Question

Alum is a compound used in a variety of applications including cosmetics, water purification, and as a food additive. It can be synthesized from aluminum metal, sulfuric acid, water, and potassium hydroxide, as seen in the equation. 2 Al(s) 2 KOH(aq) 4 H2SO4(aq) 10 H2O(l) ⟶ 2 KAl(SO4)2∙12 H2O(s) 3 H2(g) alum Using the data, determine the theoretical and percent yield for this alum synthesis. Note that aluminum is the limiting reactant. Description Mass (g) bottle mass 10.221 bottle mass with aluminum pieces 11.353 final product and bottle mass 19.230 What is the theoretical yield of alum

Answer 1

Answer:

The theoretical yield of alum is 19.873 grams and percent yield for this alum synthesis is 45.33%.

Explanation:

Mass of bottle = 10.221 g

Mass of bottle with aluminium pieces = 11.353 g

Mass of aluminium = 11.353 g - 10.221 g = 1.132 g

Mass of alum and bottle = 19.230 g

Mass of alum =  19.230 g - 10.221 g = 9.009 g

Experimental yield of alum =  9.009 g

Theoretical yield of alum:

$2Al(s) +2 KOH(aq) +4H_2SO_4(aq)+10 H_2O(l) \rightarrow 2 KAl(SO_4)_2.12 H_2O(s)+3H_2(g)$

Moles of aluminium = $\frac{1.132 g}{27 g/mol}=0.041926 mol$

According to reaction, 2 moles of aluminum gives 2 moles of alum.

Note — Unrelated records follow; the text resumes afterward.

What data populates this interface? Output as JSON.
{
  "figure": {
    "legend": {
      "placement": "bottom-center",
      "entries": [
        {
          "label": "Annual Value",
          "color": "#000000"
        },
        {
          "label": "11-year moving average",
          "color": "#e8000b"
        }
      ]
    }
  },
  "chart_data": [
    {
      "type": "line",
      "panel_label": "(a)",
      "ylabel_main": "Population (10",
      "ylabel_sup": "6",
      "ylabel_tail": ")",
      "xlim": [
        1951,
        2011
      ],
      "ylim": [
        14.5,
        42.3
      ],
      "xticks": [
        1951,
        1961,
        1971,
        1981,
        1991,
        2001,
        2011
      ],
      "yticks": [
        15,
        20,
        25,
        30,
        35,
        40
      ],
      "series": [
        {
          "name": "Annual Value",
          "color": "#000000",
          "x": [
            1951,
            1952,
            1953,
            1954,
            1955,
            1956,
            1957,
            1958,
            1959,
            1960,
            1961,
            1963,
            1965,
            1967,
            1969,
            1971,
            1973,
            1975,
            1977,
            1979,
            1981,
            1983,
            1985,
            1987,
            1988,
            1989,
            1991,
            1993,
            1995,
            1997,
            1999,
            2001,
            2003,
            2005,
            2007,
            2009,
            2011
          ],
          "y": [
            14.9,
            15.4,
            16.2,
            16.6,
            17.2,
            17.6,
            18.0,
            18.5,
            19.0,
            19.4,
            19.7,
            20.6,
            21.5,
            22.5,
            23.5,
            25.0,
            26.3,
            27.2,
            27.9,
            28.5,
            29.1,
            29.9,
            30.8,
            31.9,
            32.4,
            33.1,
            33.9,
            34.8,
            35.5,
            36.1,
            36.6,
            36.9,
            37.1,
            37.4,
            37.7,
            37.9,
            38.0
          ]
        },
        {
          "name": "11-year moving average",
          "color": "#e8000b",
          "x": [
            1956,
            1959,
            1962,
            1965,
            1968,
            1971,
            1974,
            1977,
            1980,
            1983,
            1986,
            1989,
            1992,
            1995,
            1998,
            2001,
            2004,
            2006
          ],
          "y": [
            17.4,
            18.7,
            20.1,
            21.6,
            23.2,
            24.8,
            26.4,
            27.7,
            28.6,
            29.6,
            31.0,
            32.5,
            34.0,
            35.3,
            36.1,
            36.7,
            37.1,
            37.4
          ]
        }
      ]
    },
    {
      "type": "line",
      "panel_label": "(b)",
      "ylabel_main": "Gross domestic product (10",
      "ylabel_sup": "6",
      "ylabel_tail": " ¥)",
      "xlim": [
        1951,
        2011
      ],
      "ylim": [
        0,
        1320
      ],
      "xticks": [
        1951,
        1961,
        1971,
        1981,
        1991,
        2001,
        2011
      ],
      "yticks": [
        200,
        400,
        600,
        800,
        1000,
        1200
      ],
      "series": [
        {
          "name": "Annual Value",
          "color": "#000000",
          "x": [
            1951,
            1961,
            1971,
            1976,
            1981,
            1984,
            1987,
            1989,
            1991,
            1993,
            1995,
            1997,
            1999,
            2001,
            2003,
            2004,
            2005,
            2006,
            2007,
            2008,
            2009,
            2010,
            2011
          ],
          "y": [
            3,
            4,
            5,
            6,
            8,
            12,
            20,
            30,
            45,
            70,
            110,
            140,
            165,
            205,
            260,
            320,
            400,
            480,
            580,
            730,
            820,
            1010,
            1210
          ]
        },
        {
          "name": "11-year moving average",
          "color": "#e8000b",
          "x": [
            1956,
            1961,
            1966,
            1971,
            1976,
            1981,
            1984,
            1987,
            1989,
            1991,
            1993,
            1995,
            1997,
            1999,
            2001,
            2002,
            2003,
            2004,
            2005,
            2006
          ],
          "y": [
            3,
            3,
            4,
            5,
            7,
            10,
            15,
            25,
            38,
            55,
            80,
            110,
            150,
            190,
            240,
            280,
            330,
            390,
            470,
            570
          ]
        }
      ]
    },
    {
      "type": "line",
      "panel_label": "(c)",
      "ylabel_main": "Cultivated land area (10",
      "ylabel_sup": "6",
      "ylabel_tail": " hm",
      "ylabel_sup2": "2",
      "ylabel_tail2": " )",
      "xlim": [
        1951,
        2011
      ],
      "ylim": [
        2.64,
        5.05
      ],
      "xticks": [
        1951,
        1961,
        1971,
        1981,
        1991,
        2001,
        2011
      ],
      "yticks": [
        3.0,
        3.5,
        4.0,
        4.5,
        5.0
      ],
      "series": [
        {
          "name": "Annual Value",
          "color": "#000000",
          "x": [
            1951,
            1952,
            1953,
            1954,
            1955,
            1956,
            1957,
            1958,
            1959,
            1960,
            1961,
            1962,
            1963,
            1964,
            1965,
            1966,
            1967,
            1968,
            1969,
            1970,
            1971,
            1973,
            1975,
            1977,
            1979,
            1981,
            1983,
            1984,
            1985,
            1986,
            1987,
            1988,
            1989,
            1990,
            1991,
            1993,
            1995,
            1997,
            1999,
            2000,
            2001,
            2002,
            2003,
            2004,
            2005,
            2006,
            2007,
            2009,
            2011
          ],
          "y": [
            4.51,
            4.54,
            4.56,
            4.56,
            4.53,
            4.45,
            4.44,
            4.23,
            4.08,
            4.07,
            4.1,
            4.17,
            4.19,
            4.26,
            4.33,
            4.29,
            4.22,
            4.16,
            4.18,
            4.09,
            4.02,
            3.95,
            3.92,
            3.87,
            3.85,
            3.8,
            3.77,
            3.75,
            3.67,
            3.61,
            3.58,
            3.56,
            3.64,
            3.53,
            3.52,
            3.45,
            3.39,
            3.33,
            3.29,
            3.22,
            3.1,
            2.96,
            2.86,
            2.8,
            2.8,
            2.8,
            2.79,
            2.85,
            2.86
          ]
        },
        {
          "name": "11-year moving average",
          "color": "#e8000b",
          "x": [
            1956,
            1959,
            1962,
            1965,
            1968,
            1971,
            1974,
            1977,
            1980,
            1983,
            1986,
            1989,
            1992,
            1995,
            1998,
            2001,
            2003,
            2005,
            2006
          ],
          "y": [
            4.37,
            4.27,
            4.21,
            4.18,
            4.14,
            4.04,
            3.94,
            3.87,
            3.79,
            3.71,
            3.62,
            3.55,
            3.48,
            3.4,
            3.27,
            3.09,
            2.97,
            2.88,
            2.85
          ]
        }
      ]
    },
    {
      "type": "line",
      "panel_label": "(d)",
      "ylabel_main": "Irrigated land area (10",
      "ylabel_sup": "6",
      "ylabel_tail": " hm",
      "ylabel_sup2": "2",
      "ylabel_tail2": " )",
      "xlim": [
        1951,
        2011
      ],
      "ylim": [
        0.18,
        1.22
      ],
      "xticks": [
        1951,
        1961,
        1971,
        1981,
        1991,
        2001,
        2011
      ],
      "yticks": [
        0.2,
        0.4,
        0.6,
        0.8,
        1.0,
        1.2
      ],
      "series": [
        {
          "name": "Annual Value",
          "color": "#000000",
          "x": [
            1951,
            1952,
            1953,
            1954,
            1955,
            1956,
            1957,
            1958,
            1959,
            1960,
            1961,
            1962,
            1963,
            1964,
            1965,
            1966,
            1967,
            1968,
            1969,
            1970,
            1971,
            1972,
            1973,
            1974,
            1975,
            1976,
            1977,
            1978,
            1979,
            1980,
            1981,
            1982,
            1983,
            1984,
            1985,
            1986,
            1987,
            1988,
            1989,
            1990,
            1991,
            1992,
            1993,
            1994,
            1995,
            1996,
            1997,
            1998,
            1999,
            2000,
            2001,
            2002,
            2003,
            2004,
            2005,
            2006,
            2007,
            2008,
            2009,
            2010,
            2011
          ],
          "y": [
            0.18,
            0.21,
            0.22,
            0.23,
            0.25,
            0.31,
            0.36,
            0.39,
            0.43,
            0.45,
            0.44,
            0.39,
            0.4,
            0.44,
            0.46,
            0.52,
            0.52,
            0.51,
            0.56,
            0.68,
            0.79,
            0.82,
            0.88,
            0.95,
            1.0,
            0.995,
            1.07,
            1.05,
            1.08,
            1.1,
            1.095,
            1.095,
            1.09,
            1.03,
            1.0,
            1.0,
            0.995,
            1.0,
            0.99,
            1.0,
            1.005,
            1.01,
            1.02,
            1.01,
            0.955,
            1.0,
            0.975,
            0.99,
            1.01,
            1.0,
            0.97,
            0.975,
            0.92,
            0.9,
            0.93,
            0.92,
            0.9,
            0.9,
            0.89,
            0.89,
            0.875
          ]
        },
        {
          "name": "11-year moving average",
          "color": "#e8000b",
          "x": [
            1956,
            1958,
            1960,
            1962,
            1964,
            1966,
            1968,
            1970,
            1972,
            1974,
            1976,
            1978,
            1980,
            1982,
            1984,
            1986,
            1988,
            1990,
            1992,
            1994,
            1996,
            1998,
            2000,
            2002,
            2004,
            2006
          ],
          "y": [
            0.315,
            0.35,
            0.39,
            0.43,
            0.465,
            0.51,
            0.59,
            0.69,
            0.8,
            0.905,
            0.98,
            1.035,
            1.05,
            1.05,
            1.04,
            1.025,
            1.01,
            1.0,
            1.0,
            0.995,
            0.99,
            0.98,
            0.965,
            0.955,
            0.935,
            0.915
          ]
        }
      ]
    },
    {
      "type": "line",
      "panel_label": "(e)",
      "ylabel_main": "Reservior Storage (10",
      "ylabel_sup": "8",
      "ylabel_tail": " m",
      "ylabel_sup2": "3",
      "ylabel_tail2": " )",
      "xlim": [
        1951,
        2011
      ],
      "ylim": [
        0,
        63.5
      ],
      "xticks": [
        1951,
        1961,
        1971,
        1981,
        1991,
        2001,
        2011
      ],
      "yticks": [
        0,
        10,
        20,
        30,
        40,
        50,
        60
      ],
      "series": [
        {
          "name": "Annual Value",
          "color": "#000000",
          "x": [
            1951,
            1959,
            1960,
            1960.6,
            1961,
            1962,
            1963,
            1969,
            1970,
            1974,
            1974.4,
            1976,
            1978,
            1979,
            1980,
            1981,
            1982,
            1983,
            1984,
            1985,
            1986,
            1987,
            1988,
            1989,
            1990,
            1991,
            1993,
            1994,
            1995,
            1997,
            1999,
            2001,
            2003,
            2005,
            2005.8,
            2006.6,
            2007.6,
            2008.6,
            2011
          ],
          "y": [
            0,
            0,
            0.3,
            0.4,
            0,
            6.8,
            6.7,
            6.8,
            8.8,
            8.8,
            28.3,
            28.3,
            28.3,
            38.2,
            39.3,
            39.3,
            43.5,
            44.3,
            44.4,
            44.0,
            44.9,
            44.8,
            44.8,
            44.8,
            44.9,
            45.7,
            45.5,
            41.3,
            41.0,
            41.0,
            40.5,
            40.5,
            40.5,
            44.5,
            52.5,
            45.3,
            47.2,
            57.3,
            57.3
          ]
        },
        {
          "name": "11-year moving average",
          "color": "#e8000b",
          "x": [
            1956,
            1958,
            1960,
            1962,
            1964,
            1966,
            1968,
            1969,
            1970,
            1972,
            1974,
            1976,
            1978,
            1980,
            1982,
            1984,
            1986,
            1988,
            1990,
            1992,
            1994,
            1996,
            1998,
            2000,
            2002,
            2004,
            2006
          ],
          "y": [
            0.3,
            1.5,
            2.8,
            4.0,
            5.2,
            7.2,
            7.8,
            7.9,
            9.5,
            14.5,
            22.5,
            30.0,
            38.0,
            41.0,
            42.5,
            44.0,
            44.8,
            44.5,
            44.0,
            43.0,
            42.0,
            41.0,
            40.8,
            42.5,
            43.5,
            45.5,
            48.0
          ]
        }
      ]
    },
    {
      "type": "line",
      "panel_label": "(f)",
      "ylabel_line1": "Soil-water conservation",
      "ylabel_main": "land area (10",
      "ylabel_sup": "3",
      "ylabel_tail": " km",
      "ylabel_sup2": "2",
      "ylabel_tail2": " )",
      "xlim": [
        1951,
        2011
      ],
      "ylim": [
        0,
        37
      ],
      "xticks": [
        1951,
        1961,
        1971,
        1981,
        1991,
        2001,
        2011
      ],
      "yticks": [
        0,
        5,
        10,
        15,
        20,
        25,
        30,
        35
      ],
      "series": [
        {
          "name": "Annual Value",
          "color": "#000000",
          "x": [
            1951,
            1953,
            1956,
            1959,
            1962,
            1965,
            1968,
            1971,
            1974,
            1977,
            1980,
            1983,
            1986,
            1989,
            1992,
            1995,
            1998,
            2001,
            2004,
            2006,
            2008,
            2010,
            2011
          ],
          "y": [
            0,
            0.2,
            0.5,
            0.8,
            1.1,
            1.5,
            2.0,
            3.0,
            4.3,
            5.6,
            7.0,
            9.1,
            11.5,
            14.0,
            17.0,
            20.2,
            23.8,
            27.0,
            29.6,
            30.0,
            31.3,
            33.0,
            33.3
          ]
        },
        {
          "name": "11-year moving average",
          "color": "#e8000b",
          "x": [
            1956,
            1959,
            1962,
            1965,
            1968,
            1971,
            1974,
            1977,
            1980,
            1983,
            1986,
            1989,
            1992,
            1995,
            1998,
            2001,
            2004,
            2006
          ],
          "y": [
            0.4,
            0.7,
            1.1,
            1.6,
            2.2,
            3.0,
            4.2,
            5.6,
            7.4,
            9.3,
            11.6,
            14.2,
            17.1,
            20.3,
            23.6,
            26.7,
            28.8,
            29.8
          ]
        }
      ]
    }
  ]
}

Then 0.041926 mol aluminium will give :

$\frac{2}{2}\times 0.041926 mol=0.041926 mol$ of alum.

Mass of 0.041926 moles of alum:

0.041926 mol × 474 g/mol= 19.873 g

Theoretical yield of alum = 19.873 g

Percentage yield:

$\% Yield =\frac{\text{Experimental yield}}{\text{Theoretical yield}}\times 100$

Percentage yield of the alum:

$\% Yield =\frac{ 9.009 g}{19.873 g}\times 100=45.33\%$

The theoretical yield of alum is 19.873 grams and percent yield for this alum synthesis is 45.33%.